Montmartre y su bohemia artística habían quedado atrás, el centro donde se concentraban los nuevos escritores, filósofos y artistas que entonces marcaron época fue en la Rive Gauche, allí donde acababan confluyendo los bulevares de Saint Germain y Saint Michel, entre el Sena y Montparnasse, al amparo de la Sorbona y el teatro Odéon, con la sabiduría antigua del Quartier Latin y el sutil y decadente encanto de los Jardins du Luxembourg.
Allí se estableció la nueva bohemia, esta vez más literaria que pictórica, con los viejos bistrots para picar algo, las cafeterías para pasar el día y las legendarias cavas de jazz para tomar una copa por la noche, mover el esqueleto y, si había suerte, encontrar pareja.
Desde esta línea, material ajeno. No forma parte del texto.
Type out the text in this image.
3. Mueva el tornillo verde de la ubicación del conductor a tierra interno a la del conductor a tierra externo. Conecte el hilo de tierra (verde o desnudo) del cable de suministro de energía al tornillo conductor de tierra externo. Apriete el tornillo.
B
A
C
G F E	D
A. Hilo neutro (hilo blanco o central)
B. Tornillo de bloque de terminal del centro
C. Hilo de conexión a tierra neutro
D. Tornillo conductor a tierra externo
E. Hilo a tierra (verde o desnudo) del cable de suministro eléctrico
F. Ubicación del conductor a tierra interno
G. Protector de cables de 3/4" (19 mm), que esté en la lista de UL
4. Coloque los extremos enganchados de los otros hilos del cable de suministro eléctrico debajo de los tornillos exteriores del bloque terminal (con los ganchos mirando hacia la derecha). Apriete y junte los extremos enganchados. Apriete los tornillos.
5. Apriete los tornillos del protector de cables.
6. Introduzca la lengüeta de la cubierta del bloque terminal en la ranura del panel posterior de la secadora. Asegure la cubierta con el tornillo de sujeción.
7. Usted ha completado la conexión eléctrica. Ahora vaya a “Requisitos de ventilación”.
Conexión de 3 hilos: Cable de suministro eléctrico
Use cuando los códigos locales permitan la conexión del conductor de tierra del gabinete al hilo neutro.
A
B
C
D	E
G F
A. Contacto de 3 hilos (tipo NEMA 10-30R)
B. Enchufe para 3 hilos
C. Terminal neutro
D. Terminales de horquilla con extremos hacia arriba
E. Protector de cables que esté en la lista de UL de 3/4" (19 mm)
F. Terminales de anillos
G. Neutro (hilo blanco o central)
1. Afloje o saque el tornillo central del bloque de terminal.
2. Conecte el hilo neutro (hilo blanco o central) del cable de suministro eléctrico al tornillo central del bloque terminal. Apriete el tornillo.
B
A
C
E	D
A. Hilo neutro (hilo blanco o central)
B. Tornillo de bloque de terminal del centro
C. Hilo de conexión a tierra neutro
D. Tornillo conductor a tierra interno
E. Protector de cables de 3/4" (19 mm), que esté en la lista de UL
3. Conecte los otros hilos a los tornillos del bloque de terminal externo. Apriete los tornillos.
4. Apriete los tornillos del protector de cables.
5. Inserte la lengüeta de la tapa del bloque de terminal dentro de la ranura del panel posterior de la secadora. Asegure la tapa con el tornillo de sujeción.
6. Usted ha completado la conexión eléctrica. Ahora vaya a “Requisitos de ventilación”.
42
El humo del tabaco cegaba sus ojos, eran jóvenes y felices.
Por ahí andaba Juliette Gréco, una chica lista de 20 años, de una belleza al estilo air du temps, convencida que escuchando con atención a los mayores aprendería algo. ¡Y aprendió! Un día fue a ver a Sartre y le dijo: “Monsieur Sartre, quiero dedicarme a cantar canciones inteligentes”. “Vuelva usted mañana, le prepararé unos libros y usted escoge los poemas que más le gusten”. Se los llevó a
casa, los fue husmeando por la tarde y, al día siguiente, de nuevo visitó al maestro: “Me ha gustado mucho Si tu t’imagines, de Raymond Queneau”. “Pas mal”, debió pensar Sartre, esta chica tiene buen gusto. “Vaya a ver a mi amigo Joseph Kosma, ahora mismo le llamo diciéndole que pasará usted”. Sin pensarlo, se dirigió a casa del músico húngaro exiliado en París, antiguo colaborador de Bertolt Brecht, pero conocido sobre todo por ser el autor de la música de Les feuilles mortes, un poema de Jacques Prévert.
Con Si tu t’imagines, su canción primera, quizás la más emblemática, Juliette Gréco ya alcanzó un estilo propio, inconfundible. Nunca compuso canciones, escogía las de otros, bien con letra de poetas de su tiempo (Prévert, Desnos, Mc Orlan, Carco, Sagan), bien obras de sus colegas (Trenet, Ferré, Brassens, Brel, Aznavour), o de compositores amigos. Lo fundamental era escoger bien un texto, ponerle música e interpretarlo con su inimitable estilo: voz ronca o suave, según conviniera, gesto sensual de una rara elegancia.
No hubo, no habrá otra. Y, sin embargo, he hecho la prueba estos días, nadie se acuerda ya de ella. ¿Son canciones de otro tiempo?